Kecakapan Bertindak Dalam Hukum
Kecakapan Bertindak Dalam Hukum
Orang yang tidak cakap bertindak dalam hukum
Meskipun menurut hukum sekarang ini, setiap orang tanpa kecuali dapat memiliki hak-haknya, akan tetapi di dalam hukum, tidak semua orang dapat diperbolehkan bertindak sendiri di dalam melaksanakan hak-haknya itu. Ada beberapa golongan orang yang oleh hukum telah dinyatakan tidak cakap atau kurang cakap untuk bertindak sendiri dalam melakukan perbuatan-perbuatan hukum, sehingga mereka itu harus diwakili atau dibantu oleh orang lain. Menurut Pasal 1330 KUHPer, mereka yang oleh hukum telah dinyatakan tidak cakap untuk melakukan sendiri perbuatan hukum ialah:
- Orang yang belum dewasa;
- Orang yang ditaruh di bawah pengampuan (curatele);
- Perempuan dalam pernikahan (wanita kawin) telah dicabut.
Ad.1 orang-orang yang belum dewasa
Orang-orang yang belum dewasa hanya dapat menjalankan hak dan kewajibannya dengan perantaraan orang lain, atau sama sekali dilarang. Kecakapan untuk bertindak di dalam hukum bagi orang-orang yang belum dewasa ini diatur dalam ketentuan sebagai berikut:
- Menurut pasal 330 KUHPer, orang dikatakan belum dewasa apabila ia belum mencapai usia 21 tahun dan tidak lebih dahulu telah kawin. Apabila ia telah melangsungkan perkawinan, maka ia dianggap telah dewasa dan ia tidak akan menjadi orang yang di bawah umur lagi, meskipun perkawinannya diputuskan sebelum ia mencapai usia 21 tahun.
- Untuk melangsungkankan perkawinan:
- Menurut Pasal 29 KUHPer, bagi seorang laki-laki harus berumur 18 tahun dan bagi seorang wanita harus berumur 15 tahun.

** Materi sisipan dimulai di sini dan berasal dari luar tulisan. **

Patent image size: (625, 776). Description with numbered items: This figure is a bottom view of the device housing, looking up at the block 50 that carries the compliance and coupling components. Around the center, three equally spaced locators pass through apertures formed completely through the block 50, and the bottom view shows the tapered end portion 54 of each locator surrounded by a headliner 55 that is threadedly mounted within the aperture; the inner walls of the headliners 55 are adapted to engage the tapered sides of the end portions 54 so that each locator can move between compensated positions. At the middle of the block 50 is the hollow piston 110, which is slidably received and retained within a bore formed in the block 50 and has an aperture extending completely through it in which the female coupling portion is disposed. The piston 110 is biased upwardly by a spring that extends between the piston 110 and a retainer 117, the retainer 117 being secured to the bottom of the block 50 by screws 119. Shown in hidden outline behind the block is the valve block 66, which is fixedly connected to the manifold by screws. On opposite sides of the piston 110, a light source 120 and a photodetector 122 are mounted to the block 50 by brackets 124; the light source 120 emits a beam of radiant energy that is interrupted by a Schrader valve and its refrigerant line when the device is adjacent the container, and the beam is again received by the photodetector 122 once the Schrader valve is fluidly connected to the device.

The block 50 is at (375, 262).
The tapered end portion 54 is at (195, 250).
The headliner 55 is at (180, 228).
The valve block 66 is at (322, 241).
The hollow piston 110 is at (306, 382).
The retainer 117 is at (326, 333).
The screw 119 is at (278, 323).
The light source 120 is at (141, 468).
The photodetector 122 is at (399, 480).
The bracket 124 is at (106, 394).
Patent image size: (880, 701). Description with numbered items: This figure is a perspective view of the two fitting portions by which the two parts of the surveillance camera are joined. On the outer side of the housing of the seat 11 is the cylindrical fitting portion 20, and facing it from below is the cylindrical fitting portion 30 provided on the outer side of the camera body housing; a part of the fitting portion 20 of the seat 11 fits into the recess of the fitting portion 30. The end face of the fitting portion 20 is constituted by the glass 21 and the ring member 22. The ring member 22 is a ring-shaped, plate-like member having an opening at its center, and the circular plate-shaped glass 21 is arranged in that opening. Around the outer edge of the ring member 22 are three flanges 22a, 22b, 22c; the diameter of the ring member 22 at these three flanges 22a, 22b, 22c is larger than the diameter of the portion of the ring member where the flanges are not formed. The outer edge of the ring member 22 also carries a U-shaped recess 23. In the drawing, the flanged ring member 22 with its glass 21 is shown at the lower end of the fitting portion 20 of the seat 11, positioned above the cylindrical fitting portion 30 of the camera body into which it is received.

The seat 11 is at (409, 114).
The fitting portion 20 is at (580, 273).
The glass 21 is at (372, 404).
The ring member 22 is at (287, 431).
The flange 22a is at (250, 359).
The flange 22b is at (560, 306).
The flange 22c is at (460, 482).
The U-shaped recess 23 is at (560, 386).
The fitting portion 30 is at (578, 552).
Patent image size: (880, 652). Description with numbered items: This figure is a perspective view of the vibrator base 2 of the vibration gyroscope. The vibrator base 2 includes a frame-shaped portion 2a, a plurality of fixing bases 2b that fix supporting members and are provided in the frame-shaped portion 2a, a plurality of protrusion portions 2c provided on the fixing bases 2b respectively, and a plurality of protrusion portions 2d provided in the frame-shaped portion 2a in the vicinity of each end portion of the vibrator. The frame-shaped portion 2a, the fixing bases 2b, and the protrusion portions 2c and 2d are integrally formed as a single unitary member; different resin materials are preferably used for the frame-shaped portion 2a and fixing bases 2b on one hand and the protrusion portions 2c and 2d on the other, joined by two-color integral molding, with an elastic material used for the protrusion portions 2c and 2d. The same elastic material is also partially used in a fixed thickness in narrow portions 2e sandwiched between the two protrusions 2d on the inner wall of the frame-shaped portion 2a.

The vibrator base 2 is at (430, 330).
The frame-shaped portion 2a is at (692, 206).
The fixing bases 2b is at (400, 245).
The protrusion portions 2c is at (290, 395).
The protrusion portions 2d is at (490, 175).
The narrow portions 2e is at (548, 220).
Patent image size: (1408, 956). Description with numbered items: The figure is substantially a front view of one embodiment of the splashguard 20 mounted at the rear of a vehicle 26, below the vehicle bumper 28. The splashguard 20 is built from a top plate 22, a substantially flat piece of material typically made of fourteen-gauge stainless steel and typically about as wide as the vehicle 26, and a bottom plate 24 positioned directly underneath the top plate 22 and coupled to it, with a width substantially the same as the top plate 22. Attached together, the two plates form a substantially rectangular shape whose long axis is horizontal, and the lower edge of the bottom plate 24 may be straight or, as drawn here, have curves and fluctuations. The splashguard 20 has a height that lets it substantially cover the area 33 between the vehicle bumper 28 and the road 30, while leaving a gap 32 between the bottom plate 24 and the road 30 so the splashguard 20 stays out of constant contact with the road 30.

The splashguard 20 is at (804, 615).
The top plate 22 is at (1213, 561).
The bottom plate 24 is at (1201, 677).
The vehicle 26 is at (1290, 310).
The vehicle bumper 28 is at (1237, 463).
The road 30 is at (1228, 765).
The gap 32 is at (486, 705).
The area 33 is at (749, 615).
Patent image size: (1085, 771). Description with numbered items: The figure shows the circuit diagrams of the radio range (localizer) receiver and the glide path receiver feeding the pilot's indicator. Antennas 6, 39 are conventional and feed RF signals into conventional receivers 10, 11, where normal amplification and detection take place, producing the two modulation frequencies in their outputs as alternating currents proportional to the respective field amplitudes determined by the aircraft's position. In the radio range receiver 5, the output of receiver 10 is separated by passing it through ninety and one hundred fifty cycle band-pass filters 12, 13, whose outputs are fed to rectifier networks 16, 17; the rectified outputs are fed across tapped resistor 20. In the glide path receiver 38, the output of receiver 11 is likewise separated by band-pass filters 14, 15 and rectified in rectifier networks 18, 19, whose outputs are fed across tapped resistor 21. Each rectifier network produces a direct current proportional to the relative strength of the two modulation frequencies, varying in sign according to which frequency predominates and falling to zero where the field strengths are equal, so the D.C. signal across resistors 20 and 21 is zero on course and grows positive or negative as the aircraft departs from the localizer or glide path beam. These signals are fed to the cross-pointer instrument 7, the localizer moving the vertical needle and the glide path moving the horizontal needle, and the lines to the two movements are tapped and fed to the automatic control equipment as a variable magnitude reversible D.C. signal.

- Menurut Pasal 7 ayat (1) Undang-undang No. 1 Tahun 1974 tentang perkawinan, bagi seorang laki-laki harus berumur 19 tahun dan bagi seorang wanita harus berumur 16 tahun dan setelah diundangkannya Undang-undang No. 16 Tahun 2019 tentang Perubahan atas Undang-undang No. 1 Tahun 1974 tentang Perkawinan, maka perkawinan hanya diizinkan apabila pria dan wanita sudah mencapai umur 19 (sembilan belas) tahun.
- Dalam hukum waris, seseorang yang belum mencapai umur 18 tahun tidak dapat membuat wasiat (Pasal 897 KUHPer).
- Menurut Pasal 198 Undang-undang No. 7 Tahun 2017 tentang Pemilu, untuk dapat memilih di dalam pemilihan umum harus sudah berumur 17 tahun atau lebih atau telah kawin, atau sudah pernah kawin.
Ad. 2 orang yang ditaruh di bawah pengampuan
Menurut Pasal 433 KUHPer, orang yang ditaruh di bawah pengampuan adalah orang yang dungu, sakit ingatan atau mata gelap dan orang boros. Mengenai hal ini, diatur dalam ketentuan-ketentuan berikut:
- Seseorang yang karena ketaksempurnaan akalnya ditaruh di bawah pengampuan, telah mengikatkan dirinya dalam suatu perkawinan, dapat diminta pembatalan perkawinan (Pasal 88 alinea 1 KUHPer).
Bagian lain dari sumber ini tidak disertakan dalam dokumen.